AWS SAGEMAKER Flashcards
what is aws sagemaker?
the one place for ML, a fully-managed service to build ML models with built-in algorithms
what is automatic model tuning (AMT)?
also called hyperparameter tuning, it’s a feature of aws sagemaker that automatically optimizes hyperparameters to improve performance in ML models
by defining the objective metric you want to tune, AMT automatically chooses hyperparameter ranges, search strategy, maximum runtime of a tuning job, and early stop conditions
saves time and money
inference is the proccess of making predicitons using a deployed model, what is the model deployment proccess like in sagemaker?

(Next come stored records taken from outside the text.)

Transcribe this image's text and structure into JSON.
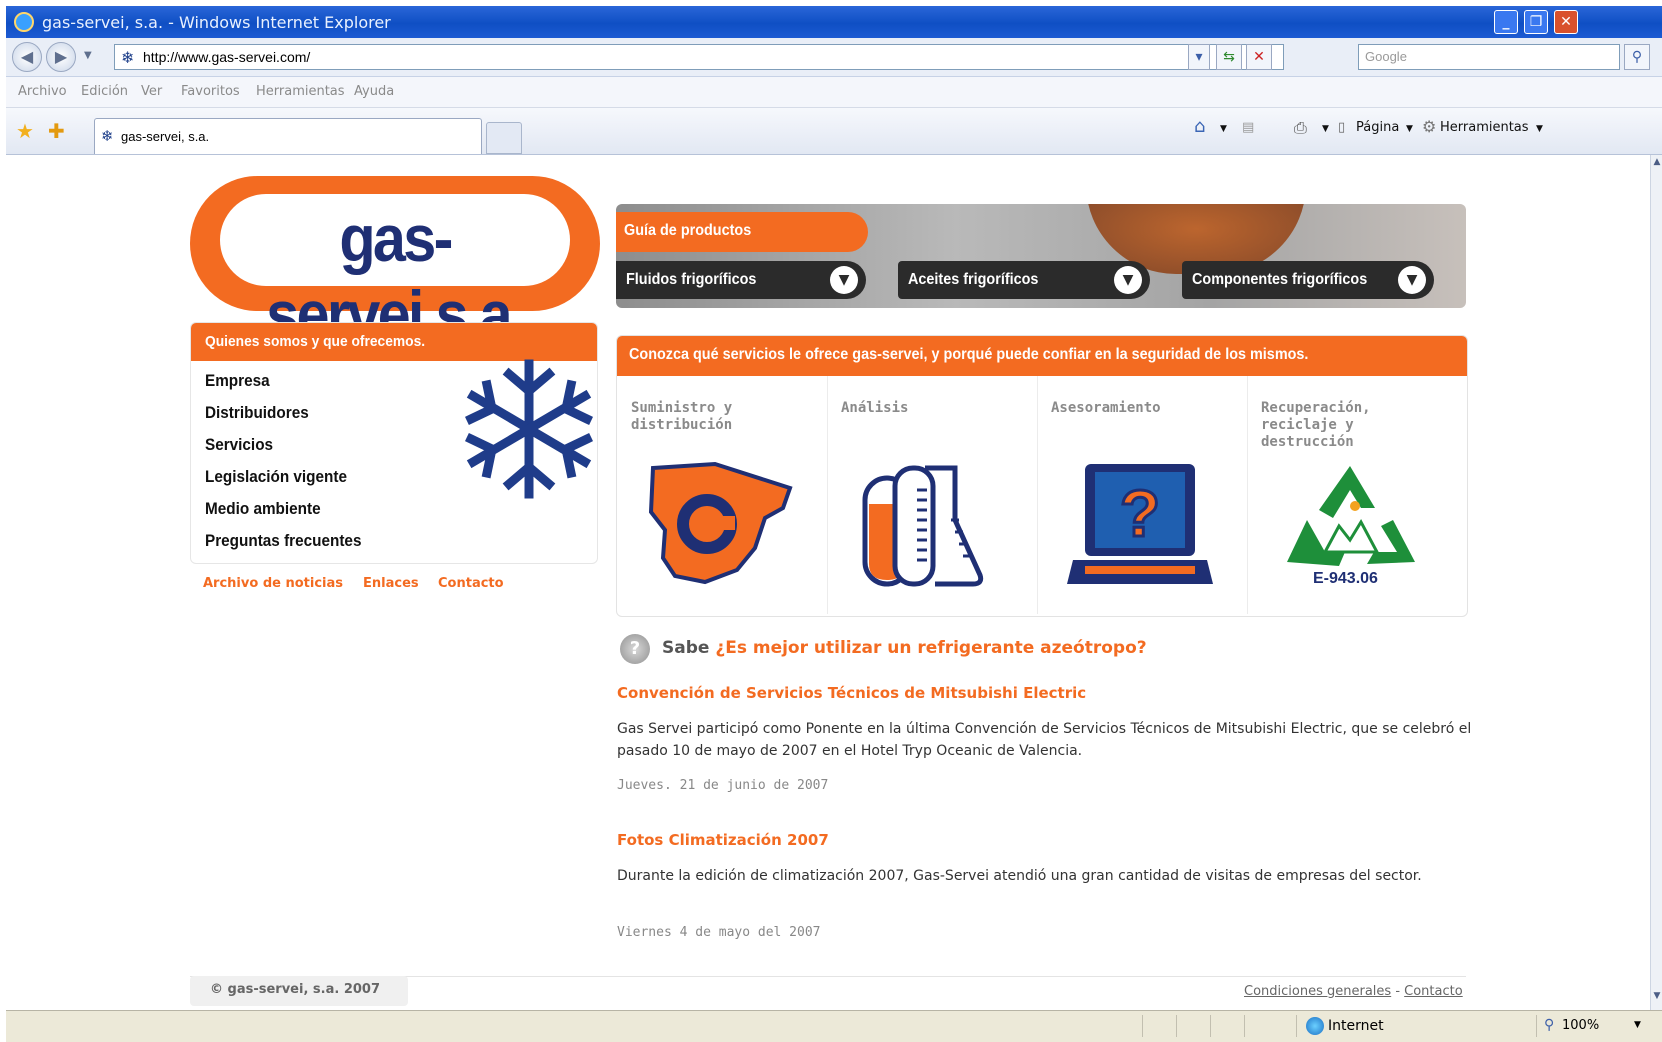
{
  "window": {
    "title": "gas-servei, s.a. - Windows Internet Explorer",
    "minimize": "_",
    "restore": "❐",
    "close": "✕"
  },
  "address_bar": {
    "url": "http://www.gas-servei.com/",
    "search_placeholder": "Google"
  },
  "menu": [
    "Archivo",
    "Edición",
    "Ver",
    "Favoritos",
    "Herramientas",
    "Ayuda"
  ],
  "tab": {
    "label": "gas-servei, s.a."
  },
  "commands": {
    "page": "Página",
    "tools": "Herramientas"
  },
  "logo": {
    "text": "gas-servei,s.a."
  },
  "left_menu": {
    "header": "Quienes somos y que ofrecemos.",
    "items": [
      "Empresa",
      "Distribuidores",
      "Servicios",
      "Legislación vigente",
      "Medio ambiente",
      "Preguntas frecuentes"
    ]
  },
  "secondary_links": [
    "Archivo de noticias",
    "Enlaces",
    "Contacto"
  ],
  "product_guide": {
    "label": "Guía de productos",
    "dropdowns": [
      "Fluidos frigoríficos",
      "Aceites frigoríficos",
      "Componentes frigoríficos"
    ]
  },
  "services": {
    "header": "Conozca qué servicios le ofrece gas-servei, y porqué puede confiar en la seguridad de los mismos.",
    "items": [
      {
        "title": "Suministro y distribución"
      },
      {
        "title": "Análisis"
      },
      {
        "title": "Asesoramiento"
      },
      {
        "title": "Recuperación, reciclaje y destrucción",
        "code": "E-943.06"
      }
    ]
  },
  "sabe": {
    "prefix": "Sabe",
    "link": "¿Es mejor utilizar un refrigerante azeótropo?"
  },
  "news": [
    {
      "title": "Convención de Servicios Técnicos de Mitsubishi Electric",
      "body": "Gas Servei participó como Ponente en la última Convención de Servicios Técnicos de Mitsubishi Electric, que se celebró el pasado 10 de mayo de 2007 en el Hotel Tryp Oceanic de Valencia.",
      "date": "Jueves. 21 de junio de 2007"
    },
    {
      "title": "Fotos Climatización 2007",
      "body": "Durante la edición de climatización 2007, Gas-Servei atendió una gran cantidad de visitas de empresas del sector.",
      "date": "Viernes 4 de mayo del 2007"
    }
  ],
  "footer": {
    "copyright": "© gas-servei, s.a. 2007",
    "terms": "Condiciones generales",
    "separator": "-",
    "contact": "Contacto"
  },
  "status_bar": {
    "zone": "Internet",
    "zoom": "100%"
  },
  "colors": {
    "brand_orange": "#f36b21",
    "brand_navy": "#1f2f74",
    "chrome_blue": "#0f4fc4"
  }
}
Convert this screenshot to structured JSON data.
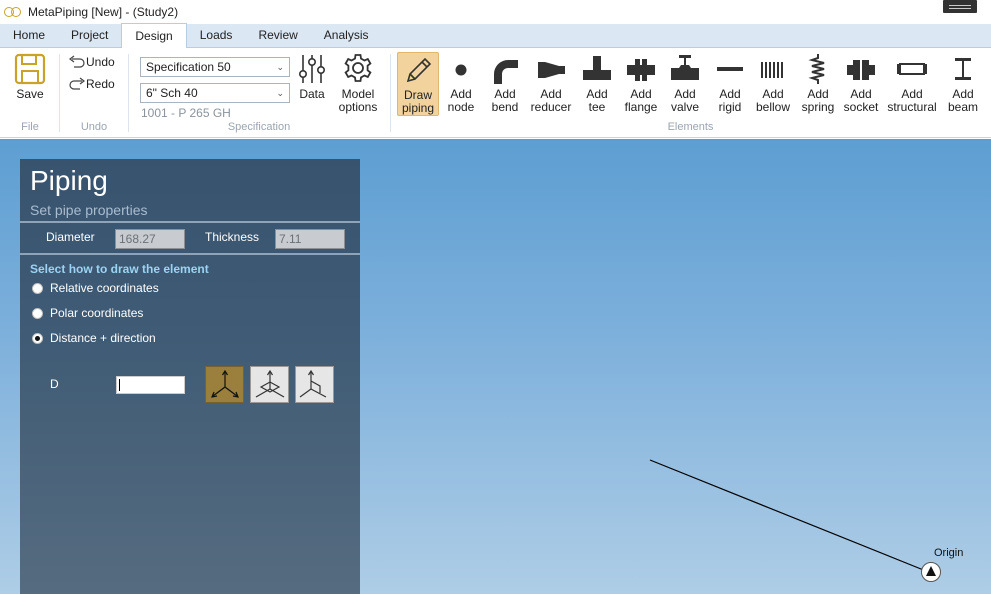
{
  "window": {
    "title": "MetaPiping [New] - (Study2)"
  },
  "tabs": [
    "Home",
    "Project",
    "Design",
    "Loads",
    "Review",
    "Analysis"
  ],
  "ribbon": {
    "file": {
      "save_label": "Save",
      "group_label": "File"
    },
    "undo": {
      "undo_label": "Undo",
      "redo_label": "Redo",
      "group_label": "Undo"
    },
    "specification": {
      "spec_value": "Specification 50",
      "size_value": "6\" Sch 40",
      "material": "1001 - P 265 GH",
      "data_label": "Data",
      "model_options_label_1": "Model",
      "model_options_label_2": "options",
      "group_label": "Specification"
    },
    "elements": {
      "group_label": "Elements",
      "buttons": [
        {
          "l1": "Draw",
          "l2": "piping",
          "icon": "pencil-icon"
        },
        {
          "l1": "Add",
          "l2": "node",
          "icon": "node-icon"
        },
        {
          "l1": "Add",
          "l2": "bend",
          "icon": "bend-icon"
        },
        {
          "l1": "Add",
          "l2": "reducer",
          "icon": "reducer-icon"
        },
        {
          "l1": "Add",
          "l2": "tee",
          "icon": "tee-icon"
        },
        {
          "l1": "Add",
          "l2": "flange",
          "icon": "flange-icon"
        },
        {
          "l1": "Add",
          "l2": "valve",
          "icon": "valve-icon"
        },
        {
          "l1": "Add",
          "l2": "rigid",
          "icon": "rigid-icon"
        },
        {
          "l1": "Add",
          "l2": "bellow",
          "icon": "bellow-icon"
        },
        {
          "l1": "Add",
          "l2": "spring",
          "icon": "spring-icon"
        },
        {
          "l1": "Add",
          "l2": "socket",
          "icon": "socket-icon"
        },
        {
          "l1": "Add",
          "l2": "structural",
          "icon": "structural-icon"
        },
        {
          "l1": "Add",
          "l2": "beam",
          "icon": "beam-icon"
        }
      ]
    }
  },
  "panel": {
    "title": "Piping",
    "subtitle": "Set pipe properties",
    "diameter_label": "Diameter",
    "diameter_value": "168.27",
    "thickness_label": "Thickness",
    "thickness_value": "7.11",
    "section_heading": "Select how to draw the element",
    "options": [
      {
        "label": "Relative coordinates",
        "checked": false
      },
      {
        "label": "Polar coordinates",
        "checked": false
      },
      {
        "label": "Distance + direction",
        "checked": true
      }
    ],
    "d_label": "D",
    "d_value": ""
  },
  "viewport": {
    "origin_label": "Origin"
  },
  "colors": {
    "accent": "#f2d39e",
    "panel": "#3f5b75",
    "heading": "#9cd3f4",
    "viewport_top": "#5d9ed2"
  }
}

deployment with one click, automatically scalling, no server to manage
real-time inferences: one prediction at a time
asynchronous inferences: for large payload sizes up to 1GB, long processing times, near-real time latency requirements, request and responses are on s3
batch inferences: predictions for an entire dataset (multiple predictions), request and responses are in s3 - NOT for fine-tuning
serverless: meaning idle period between traffic spikes, can tolerate more latency
what is sagemaker studio?
IDE interface that allows E2E ML development from a unified interface
team collaboration
tune and debug ML models
deploy ML models
automated workflows
what is sagemaker clarify?
part of sagemaker studio
for FM evaluations
bias detection in datasets and models
explainability (why and how predictions are made)
explainability: a transparent and explainable ML model fosters TRUST and CONFIDENCE on predictions, and facilitates debugging and optimization
what is sagemaker data wrangler?
it’s a data quality tool
interface for data selection, cleasing, exploration, visualization and proccessing
prepares tabular and image data for ML
sql support
what is the sagemaker feature store?
a fully-managed repository for storing, sharing, and retrieving features used in ML models
can publish directly from sagemaker data wrangler into the feature store
features are discoverable within sagemaker studio
what is sagemaker groundtruth?
fully managed data labelling service for creating high-quality datasets for ML models
use workers from mechanical turk, your employees ir third party vendors for human feedback
in sagemaker groundtruth plus you can also use this workforce for data labelling
about governance in aws sagemaker
sagemaker model cards: gather essential model info in one place, describe how a model should be used in production
sagemaker model dashboard: centralized repository, information and insights for all models
sagemaker role manager: define roles for personas in the aws account
sagemaker model monitor: monitor the quality of your model in production, set up alerts for deviations in the model quality
sagemaker model registry: centralized repository that allows you to track, manage and version ML models
sagemaker pipelines: create a workflow that automates the proccess of building, entertaining and deploying a model
what is sagemaker jumpstart?
a ML hub to find pre-trained FMs, computer vision models or NLP models
models can be fully customized for data and use-cases and are deployed directly on sagemaker
provides pre-trained, open-source and proprietary models
you can evaluate and compare models quickly
what is sagemaker canvas?
build ML models with no coding required with a visual interface
access ready-to-use models from bedrock or jumpstart
what is MLFlow?
open-source tool which helps teams manage the entire ML lifecycle
tracking servers are used to track runs and experiments, launch on sagemaker with a few clicks
sagemaker summary
sagemaker allows you to build, train and develop models in one place
sagemaker: E2E ML service
sagemaker automatic model tuning: tune hyperparameters
sagemaker deployment and inference: real-time, serverless, batch, asynchronous
sagemaker studio: unified interface ror sagemaker
sagemaker data wrangler: explore and prepare datasets, create features
sagemaker feature store: store features in metadata in a central place
sagemaker clarify: compare models, explain model outputs, detect bias
sagemaker groundtruth: RLHF, humans for model grading and data labelling
sagemaker model cards: ML model documentation
sagemaker model dashboard: view all your models in one place
sagemaker model monitor: monitoring and alerts for your model
sagemaker model registry: centralized repository to manage ML model versions
sagemaker pipelines: CI/CD for ML
sagemaker role manager: IAM
sagemaker jumpstart: ML model hub and pre-built ML solutions
sagemaker canvas: no code interface for sagemaker
MLFlow on sagemaker: use MLFlow tracking servers on aws